Edward C. Volkert (1871-1935)
Along the Road
Oil on canvas
Gift of the Hartford Boiler Inspection and Insurance Company
Images showing farm labor, like ice harvesting or salt haying, as well as quiet scenes that only hint at the agrarian lifestyle were also common. Ranger was a real proponent of these more contemplative yet still “humanized” landscapes. He remarked that “a farmer can’t cut down a tree or build a fence or dig a ditch or throw a bridge across a rill without helping to humanize his land. And a sensitive person will unconsciously feel the spell woven by generations of husbandmen piling the stones from the fields into walls.”
Louis Paul Dessar (1867-1952)
The Wood Chopper, 1906
Oil on canvas
Gift of Mr. Fenton L.B. Brown
Artists come early in the spring and stay late in the fall and fraternize with the farmers who raise sheep for their benefit, keep oxen for their good and cart home picturesque heaps of sedge and hay from the russet salt marshes that border the town on its southernside.
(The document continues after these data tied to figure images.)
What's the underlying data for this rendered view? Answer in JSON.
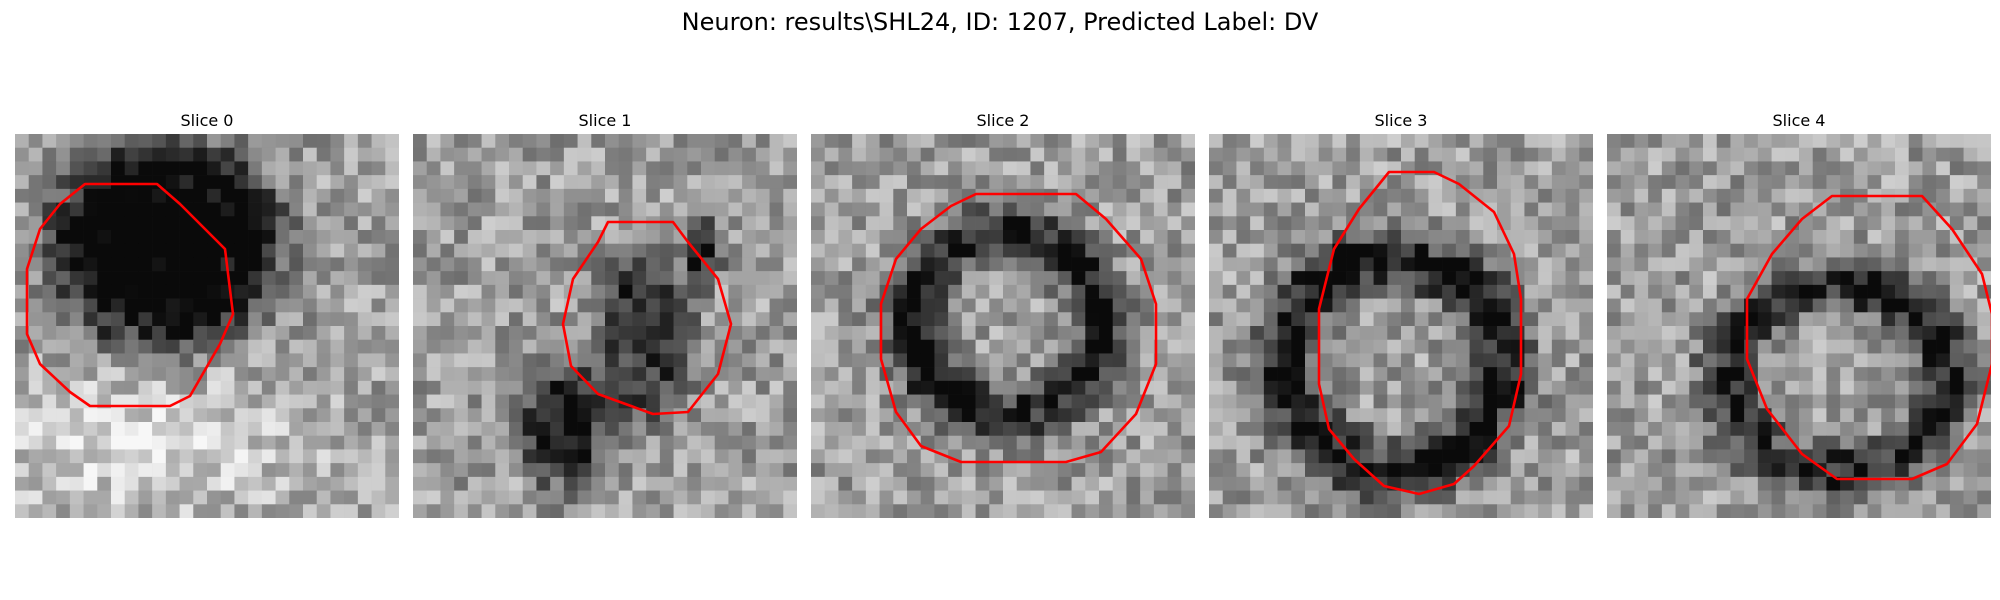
{
  "figure": {
    "title": "Neuron: results\\SHL24, ID: 1207, Predicted Label: DV",
    "outline_color": "#ff0000"
  },
  "slices": [
    {
      "title": "Slice 0",
      "image": "grayscale-micrograph-slice-0"
    },
    {
      "title": "Slice 1",
      "image": "grayscale-micrograph-slice-1"
    },
    {
      "title": "Slice 2",
      "image": "grayscale-micrograph-slice-2"
    },
    {
      "title": "Slice 3",
      "image": "grayscale-micrograph-slice-3"
    },
    {
      "title": "Slice 4",
      "image": "grayscale-micrograph-slice-4"
    }
  ]
}
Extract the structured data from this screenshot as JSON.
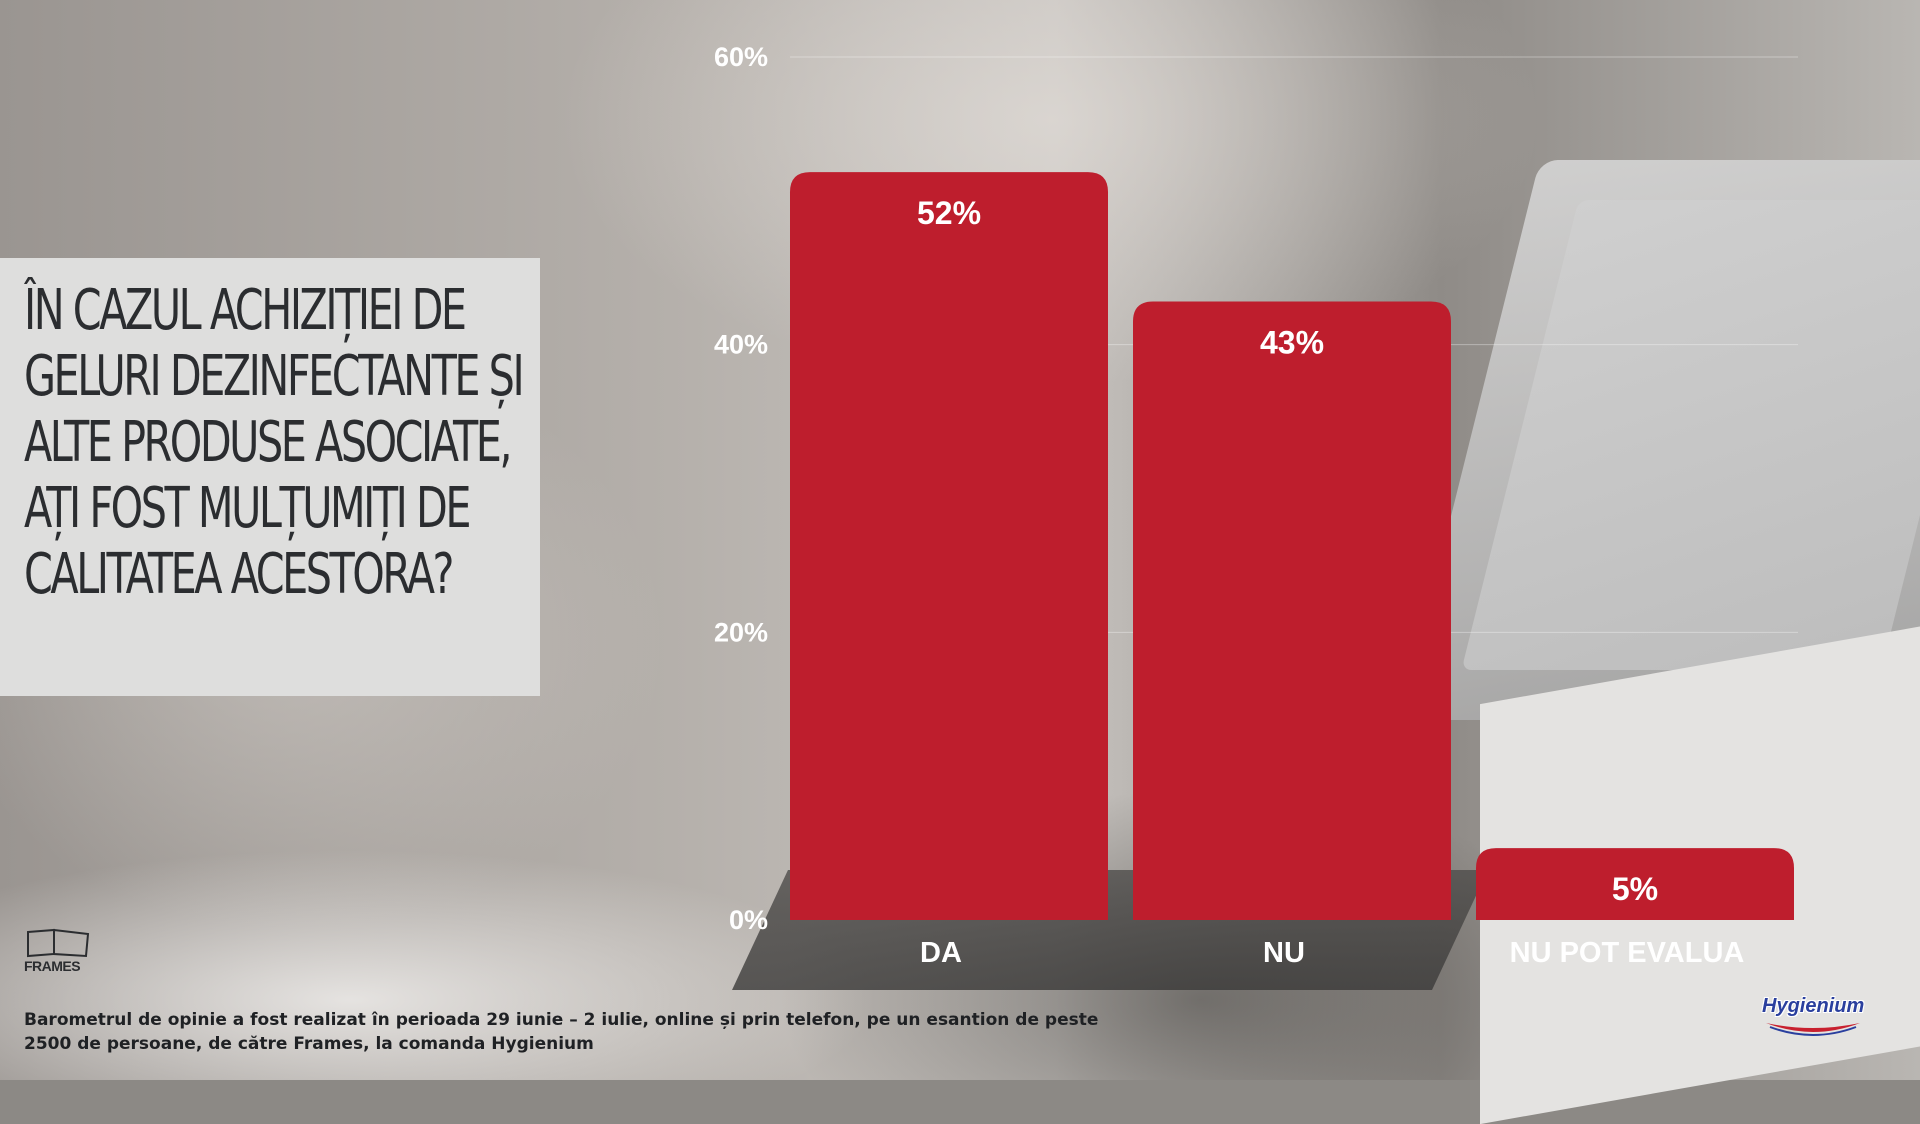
{
  "question": "În cazul achiziției de geluri dezinfectante și alte produse asociate, ați fost mulțumiți de calitatea acestora?",
  "chart_data": {
    "type": "bar",
    "categories": [
      "DA",
      "NU",
      "NU POT EVALUA"
    ],
    "values": [
      52,
      43,
      5
    ],
    "value_labels": [
      "52%",
      "43%",
      "5%"
    ],
    "ylim": [
      0,
      60
    ],
    "yticks": [
      "0%",
      "20%",
      "40%",
      "60%"
    ],
    "ytick_values": [
      0,
      20,
      40,
      60
    ],
    "bar_color": "#be1e2d",
    "grid": true
  },
  "footer": {
    "note": "Barometrul de opinie a fost realizat în perioada 29 iunie – 2 iulie, online și prin telefon, pe un esantion de peste 2500 de persoane, de către Frames, la comanda Hygienium",
    "frames_logo": "FRAMES",
    "hygienium_logo": "Hygienium"
  }
}
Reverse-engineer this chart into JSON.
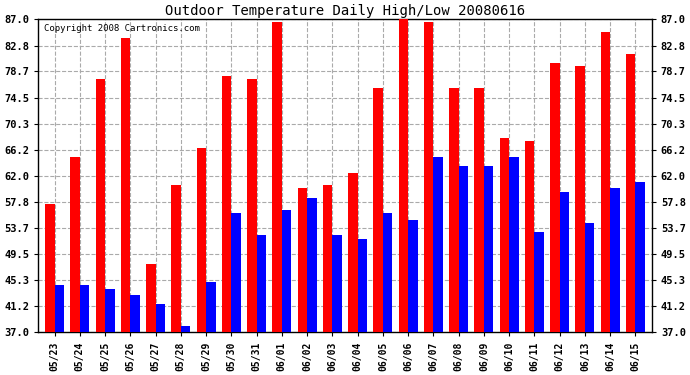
{
  "title": "Outdoor Temperature Daily High/Low 20080616",
  "copyright": "Copyright 2008 Cartronics.com",
  "categories": [
    "05/23",
    "05/24",
    "05/25",
    "05/26",
    "05/27",
    "05/28",
    "05/29",
    "05/30",
    "05/31",
    "06/01",
    "06/02",
    "06/03",
    "06/04",
    "06/05",
    "06/06",
    "06/07",
    "06/08",
    "06/09",
    "06/10",
    "06/11",
    "06/12",
    "06/13",
    "06/14",
    "06/15"
  ],
  "highs": [
    57.5,
    65.0,
    77.5,
    84.0,
    48.0,
    60.5,
    66.5,
    78.0,
    77.5,
    86.5,
    60.0,
    60.5,
    62.5,
    76.0,
    87.0,
    86.5,
    76.0,
    76.0,
    68.0,
    67.5,
    80.0,
    79.5,
    85.0,
    81.5
  ],
  "lows": [
    44.5,
    44.5,
    44.0,
    43.0,
    41.5,
    38.0,
    45.0,
    56.0,
    52.5,
    56.5,
    58.5,
    52.5,
    52.0,
    56.0,
    55.0,
    65.0,
    63.5,
    63.5,
    65.0,
    53.0,
    59.5,
    54.5,
    60.0,
    61.0
  ],
  "high_color": "#ff0000",
  "low_color": "#0000ff",
  "background_color": "#ffffff",
  "grid_color": "#aaaaaa",
  "ymin": 37.0,
  "ymax": 87.0,
  "yticks": [
    37.0,
    41.2,
    45.3,
    49.5,
    53.7,
    57.8,
    62.0,
    66.2,
    70.3,
    74.5,
    78.7,
    82.8,
    87.0
  ],
  "ytick_labels": [
    "37.0",
    "41.2",
    "45.3",
    "49.5",
    "53.7",
    "57.8",
    "62.0",
    "66.2",
    "70.3",
    "74.5",
    "78.7",
    "82.8",
    "87.0"
  ],
  "bar_width": 0.38,
  "figwidth": 6.9,
  "figheight": 3.75,
  "dpi": 100
}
— Unidentified writer in article paintings at Lyme: Exhibition for benefit of local library, 1903
Beginning with the earliest artists affiliated with the Lyme Art Colony and continuing to the present day,
paintings of the New England farm were popular subjects that were well received by the viewing and purchasing public. From sheep grazing on windswept hills and farmers toiling in the fields to quiet empty fields guarded by and ancient stone wall, these Lyme images captured a nostalgic sense of the past. These intimate views of rural life, as well as the tender “animalscapes,” as they are sometimes called, painted in Lyme and Old Lyme, were created by some of the most prominent painters working in this genre.
Matilda Browne (1869-1947) Bucolic Landscape, 1905
Oil on wood door panels
Gift of the Artist
The men and women paint and the sheep and cattle exist for the sake of being painted and, upon the approach of a stranger, arrange themselves in picturesque groups, while the artist fixes his camp chair and white umbrella. The town has been known as an ideal place for artists for some time, and its wind-swept pastures, winding roads, and glimpses of the Sound have been the delight of artists these dozen years.
— Unidentified writer of article paintings at Lyme: Exhibition for benefit of local library, 1903
Much of our information about the past
comes to us in the form of black and white photographs and historic postcards. The Museum’s archives are filled with fascinating photographs that reveal the people and places surrounding the Griswold boardinghouse. Because of the popularity of rural subjects, many postcard images contain images of the Lyme and Old Lyme farms and agrarian practices, such as salt-haying and hauling lumber.